“Death is not a gentle falling asleep as I once believed. It’s brutal, hideous, and foul smelling. I wrap my arms around myself and rejoice in my youth and my health. Otherwise my youth is nothing more than a deficiency and a hindrance that I can’t get rid of fast enough.” —Tove Ditlevsen
I believe is not a phrase I use. It’s a guess with heart
but I’ve scooped the meat from mine out, a bell pepper
denuded of seeds. On a plane, the boyfriend gropes
at his girlfriend in such a way. I am seen for what
I haven’t done, a sequence of negatives that make sense
in exposed light. I went a year without starting a poem
with “I” and it was like removing all the forks from my drawer.
The work we do is necessary, I say in a commanding voice.
I am exposed to the light. I scatter and descend. I tell a man
I have lived in the present so long it has scorched me.
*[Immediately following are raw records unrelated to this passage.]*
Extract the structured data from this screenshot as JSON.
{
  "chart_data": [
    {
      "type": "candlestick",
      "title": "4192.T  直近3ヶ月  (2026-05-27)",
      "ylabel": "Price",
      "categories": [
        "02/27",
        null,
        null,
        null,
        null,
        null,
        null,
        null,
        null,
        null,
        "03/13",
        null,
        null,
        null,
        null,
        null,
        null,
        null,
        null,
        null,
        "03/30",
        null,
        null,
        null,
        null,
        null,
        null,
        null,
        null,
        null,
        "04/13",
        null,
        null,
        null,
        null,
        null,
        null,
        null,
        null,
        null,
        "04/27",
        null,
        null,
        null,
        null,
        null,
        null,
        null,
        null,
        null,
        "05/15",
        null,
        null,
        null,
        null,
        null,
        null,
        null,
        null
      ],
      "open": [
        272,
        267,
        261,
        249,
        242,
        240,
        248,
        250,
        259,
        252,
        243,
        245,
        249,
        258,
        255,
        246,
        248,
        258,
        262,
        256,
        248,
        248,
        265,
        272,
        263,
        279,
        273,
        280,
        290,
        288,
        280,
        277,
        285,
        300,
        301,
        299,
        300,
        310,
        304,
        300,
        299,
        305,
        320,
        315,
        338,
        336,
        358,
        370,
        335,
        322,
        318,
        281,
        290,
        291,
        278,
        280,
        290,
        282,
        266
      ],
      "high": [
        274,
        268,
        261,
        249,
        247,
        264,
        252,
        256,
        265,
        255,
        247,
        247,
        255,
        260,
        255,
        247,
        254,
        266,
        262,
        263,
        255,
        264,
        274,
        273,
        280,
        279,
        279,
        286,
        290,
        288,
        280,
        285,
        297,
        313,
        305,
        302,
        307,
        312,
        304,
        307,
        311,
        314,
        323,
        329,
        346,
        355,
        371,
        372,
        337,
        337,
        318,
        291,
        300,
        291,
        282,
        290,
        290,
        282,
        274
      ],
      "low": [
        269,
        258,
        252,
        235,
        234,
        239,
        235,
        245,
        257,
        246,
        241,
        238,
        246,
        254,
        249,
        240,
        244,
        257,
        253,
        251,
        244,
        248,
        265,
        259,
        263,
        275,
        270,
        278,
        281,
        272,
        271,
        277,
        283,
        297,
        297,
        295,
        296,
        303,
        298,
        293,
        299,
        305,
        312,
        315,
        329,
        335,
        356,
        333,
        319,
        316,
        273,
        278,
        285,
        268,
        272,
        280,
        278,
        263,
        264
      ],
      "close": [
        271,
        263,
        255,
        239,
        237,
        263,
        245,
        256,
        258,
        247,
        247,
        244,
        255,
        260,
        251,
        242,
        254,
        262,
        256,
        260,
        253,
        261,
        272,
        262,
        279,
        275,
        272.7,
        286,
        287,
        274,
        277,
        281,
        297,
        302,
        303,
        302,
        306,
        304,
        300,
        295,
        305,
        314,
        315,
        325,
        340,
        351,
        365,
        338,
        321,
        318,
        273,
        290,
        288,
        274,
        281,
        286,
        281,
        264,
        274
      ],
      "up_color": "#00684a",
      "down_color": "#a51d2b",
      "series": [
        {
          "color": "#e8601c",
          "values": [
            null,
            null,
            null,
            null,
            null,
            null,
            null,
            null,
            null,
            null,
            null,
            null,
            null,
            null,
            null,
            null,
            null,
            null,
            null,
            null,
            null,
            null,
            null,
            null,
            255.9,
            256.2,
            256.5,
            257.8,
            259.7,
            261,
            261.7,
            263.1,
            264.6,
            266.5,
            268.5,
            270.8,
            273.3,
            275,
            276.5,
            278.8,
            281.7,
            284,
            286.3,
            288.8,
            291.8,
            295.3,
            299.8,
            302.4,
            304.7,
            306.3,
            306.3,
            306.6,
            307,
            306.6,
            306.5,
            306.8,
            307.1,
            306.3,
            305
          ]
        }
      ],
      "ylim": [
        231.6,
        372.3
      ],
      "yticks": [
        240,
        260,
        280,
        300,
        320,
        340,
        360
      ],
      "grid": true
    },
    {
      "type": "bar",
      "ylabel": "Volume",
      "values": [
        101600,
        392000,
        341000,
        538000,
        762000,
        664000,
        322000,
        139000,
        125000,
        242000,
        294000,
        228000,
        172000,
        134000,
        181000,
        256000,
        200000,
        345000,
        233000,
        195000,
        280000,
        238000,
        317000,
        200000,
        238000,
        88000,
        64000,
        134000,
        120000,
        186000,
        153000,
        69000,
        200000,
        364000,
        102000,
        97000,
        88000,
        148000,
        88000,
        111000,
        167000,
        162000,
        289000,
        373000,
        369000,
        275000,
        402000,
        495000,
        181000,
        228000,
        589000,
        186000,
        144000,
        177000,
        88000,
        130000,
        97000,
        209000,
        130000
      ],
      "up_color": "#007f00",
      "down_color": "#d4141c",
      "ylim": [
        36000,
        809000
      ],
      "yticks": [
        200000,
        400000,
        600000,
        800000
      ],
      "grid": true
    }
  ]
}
This is a lie. Out the window, snow-capped mountains,
hard as a fact. I can hardly make sense of topography,
that is, a positive so real it temporarily dulls me. I think
I could reach down and stroke the mountains like the spine
of a kitten. I think I belong anywhere at all. The boyfriend
in front of me wears a black nail for a thumb, his elbow
greasing his neighbor’s belly. I’m trying to be as alone
as possible. A dark cloud over a peak, a sex toy forgotten
in a drawer. I want to be better than the acid in my throat
but it will eat me when I die, each wretch a threat, a thought
called up. Later, I’ll follow an illegal trail through the dunes,
fox scat and crushed Glaucous egg, a torn seam in the Pacific
where men putter on ATV bikes to dead bonfire sites, a longing as cheap
as a Goo Goo Dolls song. I am willing to call such things belief.